Lack of coronavirus lockdown increased deaths in Sweden - study

Sweden's approach, despite seeing fewer people patients admitted to intensive-care units, also revealed a higher percentage of deaths in older patients outside ICUs.

The Swedish flag is seen at Gamla Stan, the Old City of Stockholm, Sweden, May 7, 2017. (photo credit: INTS KALNINS / REUTERS)
The Swedish flag is seen at Gamla Stan, the Old City of Stockholm, Sweden, May 7, 2017.
(photo credit: INTS KALNINS / REUTERS)
A new analysis has found that Sweden's decision to not lock down amid the coronavirus pandemic caused more deaths and placed greater pressure of the country's healthcare system, according to research from the University of Virginia School of Medicine and Sweden’s Uppsala University released on Friday.
On the other hand, the study found that Sweden's healthcare system fared better due to its public-health mandates alone, similar to other Western European countries, including France, Italy and Spain, which had more stringent restrictions following the coronavirus outbreak. 
Nevertheless, Sweden's approach, despite seeing fewer people patients admitted to intensive-care units, also revealed a higher percentage of deaths in older patients outside ICUs than other countries when ICU beds were not limited. This suggests, according to the study, that Swedish health authorities considered patients’ potential of recovery in deciding who receives access to intensive care. 
“Our study shows that individually driven infection-control measures can have a substantial effect on national outcomes, and we see Sweden as a good example of this case,” said Peter Kasson, MD, PhD, of the University of Virginia School of Medicine and Sweden’s Uppsala University.

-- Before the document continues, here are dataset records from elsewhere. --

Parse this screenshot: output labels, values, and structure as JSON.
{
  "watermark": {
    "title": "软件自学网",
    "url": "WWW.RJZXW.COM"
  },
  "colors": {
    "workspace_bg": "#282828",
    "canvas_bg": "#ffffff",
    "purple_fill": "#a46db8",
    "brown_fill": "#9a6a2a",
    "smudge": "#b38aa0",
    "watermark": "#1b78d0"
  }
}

He added that “Higher levels of individual action would further suppress the infection, while a complete lack of individual action would likely have led to runaway infection, which fortunately hasn't happened.”
An important aspect to research, notes Lynn Kamerlin of Uppsala University, was that Sweden’s relatively looser policies on coronavirus was influenced by a population more willing to voluntarily self-isolate and social distance, producing somewhat similar results to other advanced, industrialized European countries. 

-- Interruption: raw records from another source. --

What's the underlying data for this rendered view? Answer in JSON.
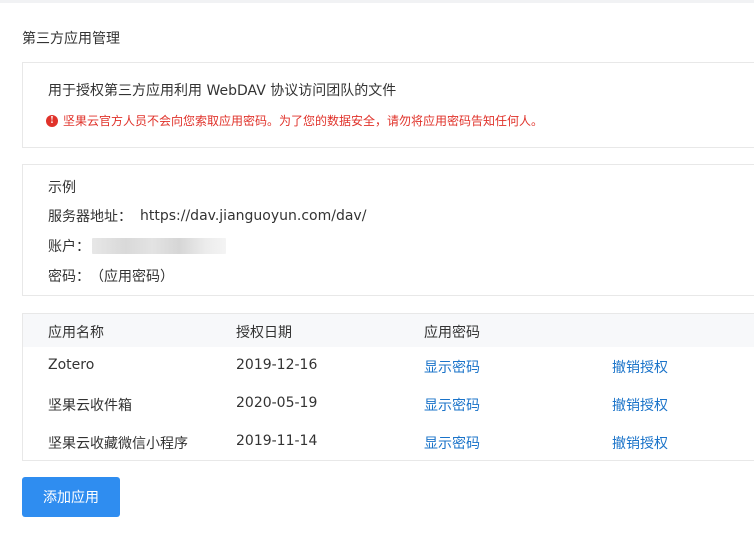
{
  "page": {
    "title": "第三方应用管理"
  },
  "intro": {
    "description": "用于授权第三方应用利用 WebDAV 协议访问团队的文件",
    "warning": "坚果云官方人员不会向您索取应用密码。为了您的数据安全，请勿将应用密码告知任何人。",
    "warning_icon": "exclamation-circle-icon",
    "warning_color": "#e0322a"
  },
  "example": {
    "heading": "示例",
    "server_label": "服务器地址：",
    "server_value": "https://dav.jianguoyun.com/dav/",
    "account_label": "账户：",
    "password_label": "密码：",
    "password_value": "（应用密码）"
  },
  "table": {
    "headers": [
      "应用名称",
      "授权日期",
      "应用密码"
    ],
    "rows": [
      {
        "name": "Zotero",
        "date": "2019-12-16",
        "show": "显示密码",
        "revoke": "撤销授权"
      },
      {
        "name": "坚果云收件箱",
        "date": "2020-05-19",
        "show": "显示密码",
        "revoke": "撤销授权"
      },
      {
        "name": "坚果云收藏微信小程序",
        "date": "2019-11-14",
        "show": "显示密码",
        "revoke": "撤销授权"
      }
    ],
    "link_color": "#1a73c9"
  },
  "actions": {
    "add_app_label": "添加应用",
    "accent_color": "#2f8df0"
  }
}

Despite this, Sweden’s per capita death rate was 35 per 100,000 as of May 15, while its southern neighbor Denmark was 9.3 per 100,000, and the bordering Scandinavian countries of Finland and Norway maintaining a 5.2 and 4.7 death rate per 100,000, respectfully. In comparison, the US had a death rate of 24 per 100,000 during the same period. 
“Sweden is perhaps the most prominent example of mitigation — limiting the extent of socially and economically disruptive interventions while still aiming to slow spread and allow for an effective medical response,” the researchers wrote in the new study. 

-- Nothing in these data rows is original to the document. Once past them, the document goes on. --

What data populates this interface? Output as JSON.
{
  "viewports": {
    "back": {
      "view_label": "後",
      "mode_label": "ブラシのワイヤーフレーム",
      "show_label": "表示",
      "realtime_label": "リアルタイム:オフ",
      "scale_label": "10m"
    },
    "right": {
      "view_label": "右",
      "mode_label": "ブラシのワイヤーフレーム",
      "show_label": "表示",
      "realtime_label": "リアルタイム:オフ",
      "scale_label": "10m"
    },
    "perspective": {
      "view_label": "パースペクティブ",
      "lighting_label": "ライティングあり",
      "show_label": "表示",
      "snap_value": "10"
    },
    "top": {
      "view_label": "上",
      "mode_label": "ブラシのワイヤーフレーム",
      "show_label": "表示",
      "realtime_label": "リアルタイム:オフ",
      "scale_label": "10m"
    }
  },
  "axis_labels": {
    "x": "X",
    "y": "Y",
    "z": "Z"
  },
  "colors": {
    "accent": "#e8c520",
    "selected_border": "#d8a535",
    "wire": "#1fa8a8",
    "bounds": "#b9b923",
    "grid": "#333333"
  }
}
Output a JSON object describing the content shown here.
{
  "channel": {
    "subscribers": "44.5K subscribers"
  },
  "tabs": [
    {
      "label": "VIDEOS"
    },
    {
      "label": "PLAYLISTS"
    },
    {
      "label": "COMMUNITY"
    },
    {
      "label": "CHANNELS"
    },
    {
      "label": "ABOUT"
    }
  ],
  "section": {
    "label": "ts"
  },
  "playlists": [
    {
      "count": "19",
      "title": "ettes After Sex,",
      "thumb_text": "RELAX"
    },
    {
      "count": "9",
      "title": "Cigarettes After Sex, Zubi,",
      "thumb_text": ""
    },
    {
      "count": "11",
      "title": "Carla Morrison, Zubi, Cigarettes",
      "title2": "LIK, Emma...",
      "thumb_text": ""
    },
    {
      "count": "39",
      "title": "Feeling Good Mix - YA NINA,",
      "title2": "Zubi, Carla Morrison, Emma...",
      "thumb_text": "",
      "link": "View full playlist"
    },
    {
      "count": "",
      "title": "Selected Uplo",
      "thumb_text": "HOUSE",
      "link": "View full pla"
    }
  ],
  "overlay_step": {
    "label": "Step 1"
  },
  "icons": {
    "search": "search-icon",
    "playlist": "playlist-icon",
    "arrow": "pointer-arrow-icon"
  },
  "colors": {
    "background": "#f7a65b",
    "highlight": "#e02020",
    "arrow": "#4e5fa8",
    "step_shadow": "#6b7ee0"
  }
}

“Studying the effects of this strategy, which elements are key to reducing mortality and healthcare need, and how it might compare to other approaches, is thus of critical importance to the global understanding of pandemic responses,” the researchers concluded. 
While Sweden did not enforce a full lockdown, the country took some steps to stop the spread of coronavirus, including voluntary self-isolation by symptomatic people and those over 70, and school closures. The predictive model suggested that Sweden would have 40 times more patients needing ICU beds than the number of ICU beds available, but the push to self-isolate reduced this to to five-fold. 
The availability of ICU beds, the researchers note, was in part due to the strong likelihood that older patients were more likely to die quicker. 
“Analyzed by categorical age group, older Swedish patients with confirmed COVID-19 were more likely to die than to be admitted to the ICU, suggesting that predicted prognosis may have been a factor in ICU admission,” the researchers wrote. “This likely reduced ICU load at the cost of more high-risk patients dying outside the ICU.”
“The key finding is that individual actions matter, If enough individuals stay home and take precautions when in the community, it can really change the infection curve. And we can’t let up now,” Kasson summarized
The study can be found in the scientific journal Clinical Infectious Diseases.